Deafness is a major health problem. A major cause of deafness is defects in hair cells, the mechanosensory cells of the cochlea that convert sound induced vibrations into electrical signals to provide our sense of hearing. Mutations in the genes encoding protocadherin (PCDH15) and cadherin 23 (CDH23) cause hearing loss. Both genes are expressed in the hair bundles of the mechanosensory hair cells of the inner ear where they form heterophilic adhesion complexes that are important for hair bundle morphogenesis and mechanotransduction. Significantly, different mutation in both PCDH15 and CDH23 lead to different disease outcomes. While some mutations cause profound congenital deafness with retinal impairment (Usher Syndrome) others lead to recessive and progressive hearing loss without visual involvement. Gene-association studies also suggest a link of CDH23 polymorphisms with age- and noise-induce hearing loss. The mechanisms by which different mutations lead to distinct disease outcomes are poorly defined. We propose here to combine high-resolution structural studies with functional studies in hair cells to gain insights into the mechanisms by which PCDH15 and CDH23 regulate hair cell function and to define disease mechanisms. To achieve this goal, a laboratory with expertise in studying the biophysical and structural properties of cadherins and a laboratory dedicated to the study of auditory neuroscience have combined their efforts to achieve what either could not accomplish alone.

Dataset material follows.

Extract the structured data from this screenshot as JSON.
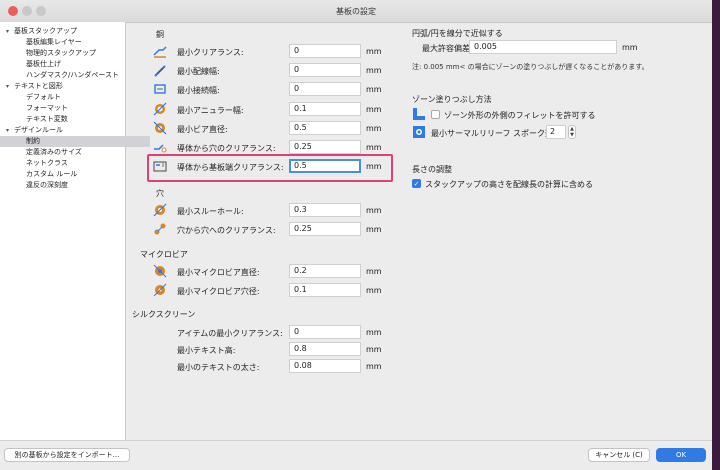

Unlike previous studies that have focused on structural analysis of small monomeric fragments of CDH23 and PCDH15 expressed in bacteria, the team proposed to define the high- resolution structure of natively assembled PCDH15-CDH23 complexes using crystallography and cryo-EM. Structural data will be validated biochemically and by functional interrogation of mutant cadherins in the physiologically relevant mechanosensory hair cells paying attention to mutations associated with disease. We anticipate that our studies will provide the first high-resolution native structure of any protein complex important for mechanotransduction and provide mechanistic insights into its functional properties and pathophysiological mechanisms that are associated with different forms of hearing impairment.

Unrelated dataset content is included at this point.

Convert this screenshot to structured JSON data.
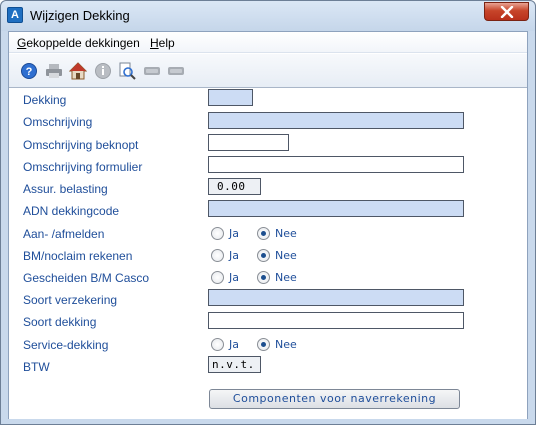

耳聋是一个主要的健康问题。耳聋的主要原因是毛细胞中的缺陷，机械感觉将声音振动转换为电信号的耳蜗细胞，以提供我们的感听力。编码原粘蛋白（PCDH15）和钙粘蛋白23（CDH23）的基因突变引起听力损失。这两个基因均在内耳的机械感觉毛细胞的头发束中表达它们形成异性粘附络合物，对头发束形态发生很重要和机械转导。值得注意的是，PCDH15和CDH23的突变都导致不同的疾病结果。虽然某些突变引起了视网膜障碍的严重先天性耳聋（usher 综合症）其他人导致隐性和渐进的听力损失，而无需视觉参与。基因关联研究还表明，CDH23多态性与年龄和噪声引起的听力损失的联系。这不同突变导致不同疾病预后的机制的定义很差。我们建议在这里将高分辨率的结构研究与毛细胞中的功能研究结合在一起，以了解 PCDH15和CDH23调节毛细胞功能并定义疾病机制的机制。到实现这一目标，一个具有研究钙粘着蛋白的生物物理和结构特性专业知识的实验室一个致力于研究听觉神经科学研究的实验室已经结合了实现目标的努力要么不能独自完成。与以前的研究不同的是小型的结构分析在细菌中表达的CDH23和PCDH15的单体片段，该团队提议定义高使用晶体学和冷冻EM的本机组装PCDH15-CDH23复合物的分辨率结构。结构数据将通过生物化学验证，并通过对突变钙蛋白的功能询问生理上相关的机械感觉毛细胞注意与疾病相关的突变。我们预计我们的研究将提供任何重要的蛋白质复合物的第一个高分辨率本地结构用于机械转导并提供有关其功能特性和病理生理学的机械见解与不同形式的听力障碍相关的机制。